Rail travelers — on their cellphones, naturally! — wait to board a train Tuesday ahead of the Thanksgiving holiday. (Matt Rourke/AP)

This Thanksgiving, betwixt turkey, football and circuitous political squabbles with your least-favorite aunt, you may be tempted to glance under the food-laden table and sneak a glimpse at your cellphone.

A timely PSA: Don’t do it.

For once, resist the urge. Not only because it will save you the ennui of a hundred thousand Instagrammed turkeys, but because your family will like you better for it, too. According to a new survey commissioned by Eventbrite, 66 percent of all Americans think phones have no place at the holiday table. And among the grand-parently set, that adversity only climbs higher: 85 percent of older women consider Thanksgiving cellphone use a scourge.


All this comes as no surprise to Lizzie Post, a spokeswoman for the Emily Post Institute and the co-host of American Public Media’s “Awesome Etiquette,” who says that the bottom line on technology etiquette hasn’t changed … even as the technology has.

“The overarching rule is always that you want to be able to focus on the people you’re with,” Post said. “If your phone is distracting you in any way, that’s a problem.”

The etiquette quandaries around phone use aren’t new, of course; the Post Institute first took up the question in 2009. But since then, phones — particularly phones with the ability to tweet, Tinder and otherwise serve up a buffet of digital distractions — have become particularly “ubiquitous,” as Post puts it.

This Thanksgiving, nearly 60 percent of American adults will own smartphones, versus just 48 percent in 2012; a much higher number, over 90 percent, own regular cellphones. And since one-third of smartphone owners use their phones during meals, you can probably expect to see a little e-mail-checking or Internet-browsing at a Thanksgiving table near you.

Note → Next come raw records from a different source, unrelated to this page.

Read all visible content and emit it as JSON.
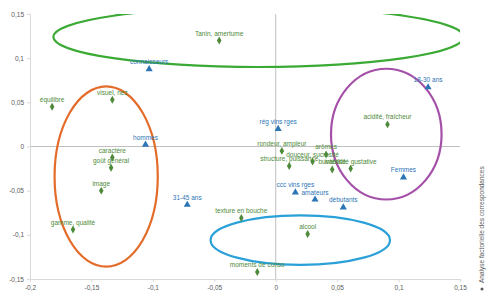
{
  "chart_data": {
    "type": "scatter",
    "note": "Analyse factorielle des correspondances",
    "xlim": [
      -0.2,
      0.15
    ],
    "xticks": [
      {
        "value": -0.2,
        "label": "-0,2"
      },
      {
        "value": -0.15,
        "label": "-0,15"
      },
      {
        "value": -0.1,
        "label": "-0,1"
      },
      {
        "value": -0.05,
        "label": "-0,05"
      },
      {
        "value": 0,
        "label": "0"
      },
      {
        "value": 0.05,
        "label": "0,05"
      },
      {
        "value": 0.1,
        "label": "0,1"
      },
      {
        "value": 0.15,
        "label": "0,15"
      }
    ],
    "ylim": [
      -0.15,
      0.15
    ],
    "yticks": [
      {
        "value": -0.15,
        "label": "-0,15"
      },
      {
        "value": -0.1,
        "label": "-0,1"
      },
      {
        "value": -0.05,
        "label": "-0,05"
      },
      {
        "value": 0,
        "label": "0"
      },
      {
        "value": 0.05,
        "label": "0,05"
      },
      {
        "value": 0.1,
        "label": "0,1"
      },
      {
        "value": 0.15,
        "label": "0,15"
      }
    ],
    "grid": false,
    "series": [
      {
        "color": "#4e8a3a",
        "marker": "diamond",
        "labels": [
          "Tanin, amertume",
          "équilibre",
          "visuel, nez",
          "caractère",
          "goût général",
          "image",
          "gamme, qualité",
          "rondeur, ampleur",
          "structure, puissance",
          "douceur, sucrosité",
          "arômes",
          "buvabilité",
          "intensité gustative",
          "acidité, fraîcheur",
          "texture en bouche",
          "alcool",
          "moments de conso"
        ],
        "x": [
          -0.046,
          -0.182,
          -0.133,
          -0.133,
          -0.134,
          -0.142,
          -0.165,
          0.005,
          0.011,
          0.03,
          0.041,
          0.046,
          0.061,
          0.091,
          -0.028,
          0.026,
          -0.015
        ],
        "values": [
          0.12,
          0.045,
          0.053,
          -0.0125,
          -0.024,
          -0.05,
          -0.094,
          -0.005,
          -0.022,
          -0.017,
          -0.009,
          -0.026,
          -0.025,
          0.025,
          -0.081,
          -0.099,
          -0.142
        ]
      },
      {
        "color": "#2e75b6",
        "marker": "triangle",
        "labels": [
          "connaisseurs",
          "hommes",
          "31-45 ans",
          "rég vins rges",
          "ccc vins rges",
          "amateurs",
          "débutants",
          "Femmes",
          "18-30 ans"
        ],
        "x": [
          -0.103,
          -0.106,
          -0.072,
          0.002,
          0.016,
          0.032,
          0.055,
          0.104,
          0.124
        ],
        "values": [
          0.0875,
          0.002,
          -0.066,
          0.02,
          -0.052,
          -0.06,
          -0.069,
          -0.035,
          0.067
        ]
      }
    ],
    "ellipses": [
      {
        "cx": -0.014,
        "cy": 0.124,
        "rx": 0.167,
        "ry": 0.034,
        "color": "#3aaa35"
      },
      {
        "cx": -0.138,
        "cy": -0.034,
        "rx": 0.042,
        "ry": 0.102,
        "color": "#e46c2a"
      },
      {
        "cx": 0.09,
        "cy": 0.014,
        "rx": 0.045,
        "ry": 0.074,
        "color": "#a550a8"
      },
      {
        "cx": 0.02,
        "cy": -0.106,
        "rx": 0.073,
        "ry": 0.028,
        "color": "#2aa0d8"
      }
    ]
  }
}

Such distracted dining isn’t just rude, either. Research suggests that your conversations and relationships also take a hit from it — an issue worth pondering at this cozy, friends-and-family time of year.

Last March, a survey suggested that nearly 9 in 10 people feel that their loved ones neglect them in favor of technology on a weekly basis. A smaller-scale observational study suggested that, when parents and children dine together, parents frequently pay more attention to their phones than their kids. But a May study by Shalini Misra, an assistant professor at Virginia Tech’s School of Public and International Affairs, paints an even more troubling picture.

In a nutshell, Misra and a team of trained research assistants observed conversations between strangers in D.C.-area coffee shops. They found, astoundingly, that if one of the people casually held her phone — or even placed it on the table between them — both participants rated the conversation as less meaningful, and both considered the other person less empathetic and less understanding. In other words, the mere presence of a phone impeded interpersonal connection, even if nobody was using it.

“Technology is not just a tool, it’s a symbol,” Misra explains. “Just by its presence, we occupy multiple places. We’re in a poly-conscious state of mind … and that is so distracting.”

To be clear, Misra and other critics of our smartphone-obsessed society don’t blame the smartphones, as such: “I have nothing against technology at all,” the photographer Babycakes Romero said of his year-long series, “The Death of Conversation,” which documented people glued to their phones in public places. Instead, critics and researchers see the phone as a tool that channels our need for distraction, our tendency to escape a physical “here and now” that is somehow uninteresting or oppressive.

On Thanksgiving, a day that many of us spend with in-laws, kooky aunts or other semi-estranged relations, that escape may prove particularly tempting. But Misra recommends pushing back: The discomfort is worth confronting, she says. In fact, in places like Germany and France, its common practice to switch off phones during a family meal.

“That’s not a part of our culture, but maybe it should be,” Misra said. “If we value empathy and connectedness, we should reflect on what technology means to us.”

So, go on: Power down. Reflect! You may just find something else to be thankful for this year. Your grandmother certainly will.